Anja ( * ) wurde gleich 1990 nach Krefeld verschleppt. Sie war noch ein Kind, niemand hatte sie gefragt. Das wird schon, hieß es immer, sie werde auch dort Freunde finden. Aber so richtig wurde es nie. »Heute«, sagt Anja, 28, »fühle ich mich hier wie da fremd.«
Die Eltern von Ben, 32, blieben in Halle, verloren erst ihre Arbeit, dann ihr Haus und schließlich ihre Liebe.

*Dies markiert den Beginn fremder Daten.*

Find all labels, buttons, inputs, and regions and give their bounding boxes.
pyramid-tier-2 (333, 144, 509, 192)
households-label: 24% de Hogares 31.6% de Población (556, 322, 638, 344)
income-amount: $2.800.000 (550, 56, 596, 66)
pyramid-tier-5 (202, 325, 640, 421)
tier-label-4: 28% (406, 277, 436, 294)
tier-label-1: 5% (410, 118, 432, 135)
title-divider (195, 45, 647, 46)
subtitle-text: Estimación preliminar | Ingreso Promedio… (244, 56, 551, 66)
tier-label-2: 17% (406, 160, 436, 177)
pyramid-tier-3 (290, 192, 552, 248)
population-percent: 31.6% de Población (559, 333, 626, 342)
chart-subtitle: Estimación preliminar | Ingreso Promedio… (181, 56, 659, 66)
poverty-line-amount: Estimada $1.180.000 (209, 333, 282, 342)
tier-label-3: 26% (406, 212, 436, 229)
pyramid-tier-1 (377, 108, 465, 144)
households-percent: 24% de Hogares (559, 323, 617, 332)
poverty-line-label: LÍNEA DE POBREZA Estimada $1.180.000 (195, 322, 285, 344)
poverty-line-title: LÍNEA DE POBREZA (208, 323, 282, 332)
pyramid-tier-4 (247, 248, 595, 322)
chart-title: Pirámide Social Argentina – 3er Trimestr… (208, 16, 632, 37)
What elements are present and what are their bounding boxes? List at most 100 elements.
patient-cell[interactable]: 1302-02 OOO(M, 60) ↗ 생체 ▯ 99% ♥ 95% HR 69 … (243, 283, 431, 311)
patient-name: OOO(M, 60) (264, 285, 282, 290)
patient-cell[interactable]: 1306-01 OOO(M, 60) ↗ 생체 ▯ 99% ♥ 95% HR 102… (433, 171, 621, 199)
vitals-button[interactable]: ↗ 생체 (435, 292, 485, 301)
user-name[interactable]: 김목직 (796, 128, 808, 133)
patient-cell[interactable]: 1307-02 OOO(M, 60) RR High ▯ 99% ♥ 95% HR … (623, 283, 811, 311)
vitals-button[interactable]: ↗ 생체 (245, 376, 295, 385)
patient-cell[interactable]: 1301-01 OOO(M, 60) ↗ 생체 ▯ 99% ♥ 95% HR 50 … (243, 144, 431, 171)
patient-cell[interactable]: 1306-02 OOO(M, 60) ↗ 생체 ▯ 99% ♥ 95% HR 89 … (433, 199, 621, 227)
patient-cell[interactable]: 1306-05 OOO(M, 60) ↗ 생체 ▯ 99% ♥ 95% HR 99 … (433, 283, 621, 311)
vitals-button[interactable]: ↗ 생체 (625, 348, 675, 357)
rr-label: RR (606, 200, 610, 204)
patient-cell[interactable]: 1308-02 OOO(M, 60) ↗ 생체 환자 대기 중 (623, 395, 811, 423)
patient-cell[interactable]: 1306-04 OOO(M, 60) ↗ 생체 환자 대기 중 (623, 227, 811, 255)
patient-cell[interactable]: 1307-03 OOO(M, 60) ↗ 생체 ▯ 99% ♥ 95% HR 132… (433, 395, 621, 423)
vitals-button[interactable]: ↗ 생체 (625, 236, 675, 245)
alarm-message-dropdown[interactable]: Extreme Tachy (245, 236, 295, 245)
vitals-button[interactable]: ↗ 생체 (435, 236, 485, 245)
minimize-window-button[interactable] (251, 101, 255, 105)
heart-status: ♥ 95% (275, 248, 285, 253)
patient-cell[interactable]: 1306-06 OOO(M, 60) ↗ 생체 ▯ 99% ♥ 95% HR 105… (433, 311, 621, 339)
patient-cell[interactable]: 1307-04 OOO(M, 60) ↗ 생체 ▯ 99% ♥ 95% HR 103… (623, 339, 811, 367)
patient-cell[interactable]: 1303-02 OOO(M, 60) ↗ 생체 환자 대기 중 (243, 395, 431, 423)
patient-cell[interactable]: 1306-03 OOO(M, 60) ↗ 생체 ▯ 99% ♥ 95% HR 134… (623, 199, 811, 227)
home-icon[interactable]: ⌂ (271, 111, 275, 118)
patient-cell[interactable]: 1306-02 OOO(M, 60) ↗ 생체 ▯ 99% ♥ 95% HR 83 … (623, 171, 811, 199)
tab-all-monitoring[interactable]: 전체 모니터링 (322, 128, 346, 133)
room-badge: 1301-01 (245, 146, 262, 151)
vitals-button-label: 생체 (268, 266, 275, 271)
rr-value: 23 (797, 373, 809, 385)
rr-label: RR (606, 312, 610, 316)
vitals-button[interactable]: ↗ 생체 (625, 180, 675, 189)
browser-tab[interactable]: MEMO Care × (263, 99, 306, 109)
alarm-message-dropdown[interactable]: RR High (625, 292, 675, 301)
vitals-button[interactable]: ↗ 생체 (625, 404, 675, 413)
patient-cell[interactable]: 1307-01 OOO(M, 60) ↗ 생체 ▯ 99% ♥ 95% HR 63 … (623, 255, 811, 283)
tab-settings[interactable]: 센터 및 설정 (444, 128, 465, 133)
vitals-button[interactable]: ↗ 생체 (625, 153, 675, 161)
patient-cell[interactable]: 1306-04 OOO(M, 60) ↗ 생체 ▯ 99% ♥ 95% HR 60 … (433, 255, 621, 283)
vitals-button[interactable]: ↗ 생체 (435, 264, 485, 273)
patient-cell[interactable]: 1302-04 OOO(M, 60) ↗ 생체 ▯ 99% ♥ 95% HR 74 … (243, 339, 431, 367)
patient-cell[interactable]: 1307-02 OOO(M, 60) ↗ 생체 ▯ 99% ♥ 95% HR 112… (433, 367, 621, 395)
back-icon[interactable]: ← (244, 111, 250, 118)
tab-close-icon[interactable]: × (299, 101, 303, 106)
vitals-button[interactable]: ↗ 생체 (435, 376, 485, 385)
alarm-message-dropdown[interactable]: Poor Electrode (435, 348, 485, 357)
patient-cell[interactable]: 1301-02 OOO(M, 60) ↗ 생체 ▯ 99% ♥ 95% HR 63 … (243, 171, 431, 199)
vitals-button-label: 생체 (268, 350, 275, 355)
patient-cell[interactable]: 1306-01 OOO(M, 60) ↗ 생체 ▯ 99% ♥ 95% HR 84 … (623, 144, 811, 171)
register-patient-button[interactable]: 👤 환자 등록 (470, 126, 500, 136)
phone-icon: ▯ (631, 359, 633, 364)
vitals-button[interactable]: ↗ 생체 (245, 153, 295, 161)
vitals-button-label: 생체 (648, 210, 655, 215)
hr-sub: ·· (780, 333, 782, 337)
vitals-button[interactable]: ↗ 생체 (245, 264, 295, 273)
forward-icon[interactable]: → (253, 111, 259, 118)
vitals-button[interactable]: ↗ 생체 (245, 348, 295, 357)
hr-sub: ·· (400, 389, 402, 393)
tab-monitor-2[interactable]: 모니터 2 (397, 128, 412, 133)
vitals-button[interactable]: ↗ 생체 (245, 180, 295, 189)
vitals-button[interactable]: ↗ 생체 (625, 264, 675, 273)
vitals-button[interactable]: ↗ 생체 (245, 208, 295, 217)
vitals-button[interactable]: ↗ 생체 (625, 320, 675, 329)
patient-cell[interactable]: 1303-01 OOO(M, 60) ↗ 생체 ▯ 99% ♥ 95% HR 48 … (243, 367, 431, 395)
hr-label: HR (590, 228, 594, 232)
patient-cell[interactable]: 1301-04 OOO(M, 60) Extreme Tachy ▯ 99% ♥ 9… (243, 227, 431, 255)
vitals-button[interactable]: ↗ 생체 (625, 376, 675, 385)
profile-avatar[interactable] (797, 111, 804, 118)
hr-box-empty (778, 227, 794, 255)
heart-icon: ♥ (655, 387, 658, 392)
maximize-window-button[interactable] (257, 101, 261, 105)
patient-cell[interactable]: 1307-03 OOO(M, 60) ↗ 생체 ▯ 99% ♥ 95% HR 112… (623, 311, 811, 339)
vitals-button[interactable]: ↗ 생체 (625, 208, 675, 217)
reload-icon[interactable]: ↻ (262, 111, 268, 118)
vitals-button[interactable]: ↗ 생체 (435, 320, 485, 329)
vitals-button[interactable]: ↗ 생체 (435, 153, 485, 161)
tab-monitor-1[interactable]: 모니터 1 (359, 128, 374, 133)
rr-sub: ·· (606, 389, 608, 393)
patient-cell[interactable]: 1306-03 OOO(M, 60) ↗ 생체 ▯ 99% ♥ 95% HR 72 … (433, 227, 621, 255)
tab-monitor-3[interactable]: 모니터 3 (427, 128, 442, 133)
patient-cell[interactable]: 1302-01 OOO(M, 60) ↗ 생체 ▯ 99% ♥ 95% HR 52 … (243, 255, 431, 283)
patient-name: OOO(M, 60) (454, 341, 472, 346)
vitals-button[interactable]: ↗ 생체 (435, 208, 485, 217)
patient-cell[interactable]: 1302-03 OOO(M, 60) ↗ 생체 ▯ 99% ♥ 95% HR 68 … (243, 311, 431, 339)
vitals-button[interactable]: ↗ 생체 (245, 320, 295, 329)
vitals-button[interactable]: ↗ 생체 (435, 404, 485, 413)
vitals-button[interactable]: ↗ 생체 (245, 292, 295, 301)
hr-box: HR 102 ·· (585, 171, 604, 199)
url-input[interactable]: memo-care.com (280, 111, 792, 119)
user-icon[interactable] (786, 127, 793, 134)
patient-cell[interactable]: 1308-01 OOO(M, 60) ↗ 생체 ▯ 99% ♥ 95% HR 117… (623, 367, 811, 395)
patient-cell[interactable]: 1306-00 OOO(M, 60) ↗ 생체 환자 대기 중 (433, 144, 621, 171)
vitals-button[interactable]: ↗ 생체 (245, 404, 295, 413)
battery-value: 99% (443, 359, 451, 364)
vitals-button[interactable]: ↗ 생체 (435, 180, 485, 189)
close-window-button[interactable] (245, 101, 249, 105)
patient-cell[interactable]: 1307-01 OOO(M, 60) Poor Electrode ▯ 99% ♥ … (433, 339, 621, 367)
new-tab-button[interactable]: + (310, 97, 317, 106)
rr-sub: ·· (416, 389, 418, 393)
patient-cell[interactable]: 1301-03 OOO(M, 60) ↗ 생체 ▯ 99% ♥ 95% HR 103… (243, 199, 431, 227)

Für den damals 10-Jährigen ging mit der DDR praktisch auch die heile Familienwelt unter. Theoretisch kann er das heute sogar trennen. »Aber wenn man so will«, sagt er, »bin ich auch ein Wende-Opfer.«
Conny, 30, verbindet mit der Zeit vor allem Gorbatschow – so stand es immer auf den Flaschen, die sie zum Glas-Container trug, bis ihr Papa auf No-Name-Wodka umstieg. Felix sagt Westdeutschen gegenüber bis heute, er stamme aus Kassel, um das Thema ganz oder wenigstens dumme Fragen nach einer Kindheit in Cottbus zu vermeiden. Und eigentlich wollte ich zunächst auch gar nichts über diese bis zur Selbstverleugnung traurigen Schicksale schreiben. Kassel – also wirklich!
Zu intim schienen mir die Geschichten, die etwa hundert junge Leute Anfang Juli in Berlin miteinander teilten. Die zwischen 1975 und 1985 geboren und ab 1990 in einem völlig anderen Land erwachsen, ausgebildet und – nun ja, auch dieses Wort fiel – »umerzogen« wurden. Die nicht jammerten, aber auch keine Tränen scheuten, weil sie sich 20 Jahre einreden ließen, das spiele alles keine Rolle mehr. Sie seien doch viel zu jung, zu gesamtdeutsch, ja global sozialisiert, hatten sie von völlig ahnungslosen, aber auch den eigenen Leuten immer gehört. Nun staunten sie selbst, wie vielen anderen es damit ebenfalls anders ging. Was sie »Konferenz« nannten, wirkte oft wie eine Selbsthilfegruppe, ein Treffen von Heimatvertriebenen oder entwurzelten Immigranten-Kindern. Und das, dachte ich, geht nun wirklich keinen etwas an. Schon gar nicht Westdeutsche.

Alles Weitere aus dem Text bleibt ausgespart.